Síguenos en redes sociales:

Tribunas

La paz no vendrá desde arriba, ni desde fuera

La paz no vendrá desde arriba, ni desde fueraEP

Otra guerra, otro ciclo de violencia, otro intento de mediación. Y otra vez la misma pregunta sin respuesta: ¿cuándo terminará el conflicto entre Israel y Palestina? Durante décadas, los análisis han girado en torno a los líderes –Netanyahu, Hamás, Abbas– y a los fallos de la comunidad internacional. Pero tal vez estamos mirando en la dirección equivocada. ¿Y si el conflicto no se sostiene solo desde el poder? ¿Y si lo hace también desde abajo, desde la normalización social de una ocupación que ya no escandaliza? Hay preguntas que incomodan, pero que son necesarias. Y es hora de empezar a hacerlas.

Reducir el conflicto israelí-palestino a la figura de Benjamin Netanyahu es un error cómodo, pero falso. Su larga permanencia en el poder –pese a los procesos judiciales, los escándalos de corrupción y las sucesivas ofensivas militares– no se explica únicamente por el oportunismo político ni por la fragmentación del Parlamento israelí. Se explica, sobre todo, por una sociedad que ha hecho del miedo, la seguridad y la excepcionalidad permanente una identidad nacional. Netanyahu no ha impuesto su proyecto por la fuerza. Ha sido elegido, una y otra vez, por una ciudadanía mayoritariamente convencida de que la ocupación es un mal necesario, de que los palestinos representan una amenaza existencial y de que toda propuesta de paz auténtica implica una cesión inaceptable. Su legitimidad no nace del vacío: es producto de una narrativa política profundamente arraigada.

A esa narrativa se suma una estrategia ideológica aún más peligrosa: la fusión intencionada entre el Estado de Israel y el pueblo judío, que busca blindar al primero ante cualquier crítica. Bajo este marco, cualquier cuestionamiento al gobierno israelí, sus políticas o su sistema de ocupación puede ser presentado como un ataque antisemita. Se ha creado así un escudo moral que desactiva el debate político legítimo y deslegitima cualquier forma de disidencia. Pero lamento decir que ese discurso ya no funciona. Está obsoleto, desgastado y carece de sentido frente a una realidad tan brutalmente visible. Confundir la defensa de los derechos humanos con odio étnico no solo es intelectualmente deshonesto: es moralmente insostenible.

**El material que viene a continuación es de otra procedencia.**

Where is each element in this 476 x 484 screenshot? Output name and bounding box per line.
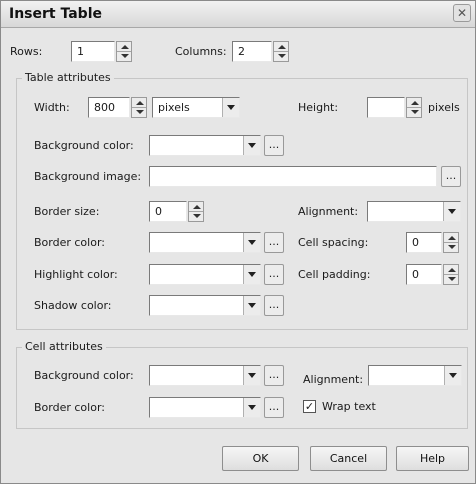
width-unit-value: pixels <box>158 101 190 114</box>
cell-attributes-legend: Cell attributes <box>22 340 106 353</box>
cell-padding-input[interactable]: 0 <box>406 264 442 285</box>
border-size-spinner[interactable] <box>188 201 204 222</box>
bg-color-browse-button[interactable]: ... <box>264 135 284 156</box>
border-color-select[interactable] <box>149 232 261 253</box>
cell-border-color-select[interactable] <box>149 397 261 418</box>
chevron-down-icon[interactable] <box>243 136 260 155</box>
alignment-label: Alignment: <box>298 205 359 218</box>
cell-bg-color-browse-button[interactable]: ... <box>264 365 284 386</box>
shadow-color-select[interactable] <box>149 295 261 316</box>
title-bar[interactable]: Insert Table ✕ <box>1 1 475 28</box>
bg-color-label: Background color: <box>34 139 134 152</box>
columns-spinner[interactable] <box>273 41 289 62</box>
cell-padding-label: Cell padding: <box>298 268 371 281</box>
chevron-down-icon[interactable] <box>222 98 239 117</box>
width-spinner[interactable] <box>131 97 147 118</box>
alignment-select[interactable] <box>367 201 461 222</box>
close-icon[interactable]: ✕ <box>453 4 471 22</box>
help-button[interactable]: Help <box>396 446 469 471</box>
chevron-down-icon[interactable] <box>243 398 260 417</box>
height-label: Height: <box>298 101 339 114</box>
cell-padding-spinner[interactable] <box>443 264 459 285</box>
rows-input[interactable]: 1 <box>71 41 115 62</box>
cell-border-color-label: Border color: <box>34 401 105 414</box>
chevron-down-icon[interactable] <box>243 296 260 315</box>
bg-image-label: Background image: <box>34 170 142 183</box>
rows-label: Rows: <box>10 45 43 58</box>
cell-alignment-select[interactable] <box>368 365 462 386</box>
cell-spacing-label: Cell spacing: <box>298 236 369 249</box>
cell-alignment-label: Alignment: <box>303 373 364 386</box>
height-unit-label: pixels <box>428 101 460 114</box>
width-label: Width: <box>34 101 70 114</box>
border-size-input[interactable]: 0 <box>149 201 187 222</box>
cell-bg-color-label: Background color: <box>34 369 134 382</box>
width-unit-select[interactable]: pixels <box>152 97 240 118</box>
border-color-label: Border color: <box>34 236 105 249</box>
columns-input[interactable]: 2 <box>232 41 272 62</box>
table-attributes-legend: Table attributes <box>22 71 114 84</box>
highlight-color-label: Highlight color: <box>34 268 118 281</box>
cancel-button[interactable]: Cancel <box>310 446 387 471</box>
height-spinner[interactable] <box>406 97 422 118</box>
chevron-down-icon[interactable] <box>243 265 260 284</box>
border-color-browse-button[interactable]: ... <box>264 232 284 253</box>
highlight-color-select[interactable] <box>149 264 261 285</box>
cell-spacing-input[interactable]: 0 <box>406 232 442 253</box>
wrap-text-checkbox[interactable]: ✓ <box>303 400 316 413</box>
rows-spinner[interactable] <box>116 41 132 62</box>
wrap-text-label: Wrap text <box>322 400 376 413</box>
chevron-down-icon[interactable] <box>444 366 461 385</box>
cell-spacing-spinner[interactable] <box>443 232 459 253</box>
bg-color-select[interactable] <box>149 135 261 156</box>
border-size-label: Border size: <box>34 205 100 218</box>
height-input[interactable] <box>367 97 405 118</box>
highlight-color-browse-button[interactable]: ... <box>264 264 284 285</box>
dialog-title: Insert Table <box>9 6 102 22</box>
columns-label: Columns: <box>175 45 227 58</box>
width-input[interactable]: 800 <box>88 97 130 118</box>
shadow-color-browse-button[interactable]: ... <box>264 295 284 316</box>
insert-table-dialog: Insert Table ✕ Rows: 1 Columns: 2 Table … <box>0 0 476 484</box>
shadow-color-label: Shadow color: <box>34 299 112 312</box>
cell-border-color-browse-button[interactable]: ... <box>264 397 284 418</box>
chevron-down-icon[interactable] <box>243 233 260 252</box>
bg-image-browse-button[interactable]: ... <box>441 166 461 187</box>
bg-image-input[interactable] <box>149 166 437 187</box>
ok-button[interactable]: OK <box>222 446 299 471</box>
cell-bg-color-select[interactable] <box>149 365 261 386</box>
chevron-down-icon[interactable] <box>443 202 460 221</box>
chevron-down-icon[interactable] <box>243 366 260 385</box>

Israel, que durante décadas ha hecho gala de ser una democracia avanzada en medio de un entorno inestable, debe asumir que ese compromiso democrático implica también una responsabilidad moral. No basta con votar: hace falta construir paz, reconocer al otro y rendir cuentas. Si de verdad quiere sostener esa imagen de país libre, fuerte y democrático, debe ser quien tome la iniciativa en un proceso de reconciliación real. Porque el que tiene instituciones sólidas, justicia independiente, prensa crítica y poder político efectivo, también tiene la obligación de usar todo eso para crear un futuro compartido, no sólo para mantener una hegemonía desigual. La comunidad internacional, por su parte, debe dejar de tratar la paz como una ingeniería diplomática de urgencia. No se trata solamente de negociar altos el fuego o abrir corredores humanitarios, un proyecto de pacificación supone apostar por un proceso pedagógico de largo plazo: uno que eduque en el reconocimiento, en la memoria compartida, en el desmantelamiento del odio como base política. Porque reconciliar no es conceder. Es transformar. Y eso no puede exigirse a quienes viven bajo ocupación o asedio: debe empezar por quienes tienen el poder de terminarlo. 

La paz no llegará firmada en una mesa en Washington ni decretada por una resolución en Nueva York. La paz empezará –si alguna vez lo hace– el día que la sociedad israelí deje de ver la ocupación como inevitable, y empiece a verla como inaceptable. No basta con esperar un cambio de gobierno, ni con señalar a líderes como Netanyahu como únicos responsables. El verdadero giro debe venir desde dentro: desde una ciudadanía que se mire al espejo y cuestione el relato sobre el que se ha construido su poder. No se trata de negar la historia, ni de ignorar los traumas que arrastra el pueblo judío. Pero tampoco se puede seguir usándolos para justificar la negación sistemática de otro pueblo. La seguridad no puede ser sinónimo de supremacía. Israel tiene hoy la fuerza para imponer su presente. Pero sólo tendrá legitimidad si decide construir un futuro. Y eso no empieza con más fuerza militar, ni con más muros, ni con más silencios. Empieza con la valentía de asumir que el poder también puede usarse para ceder, para reparar y para reconciliar.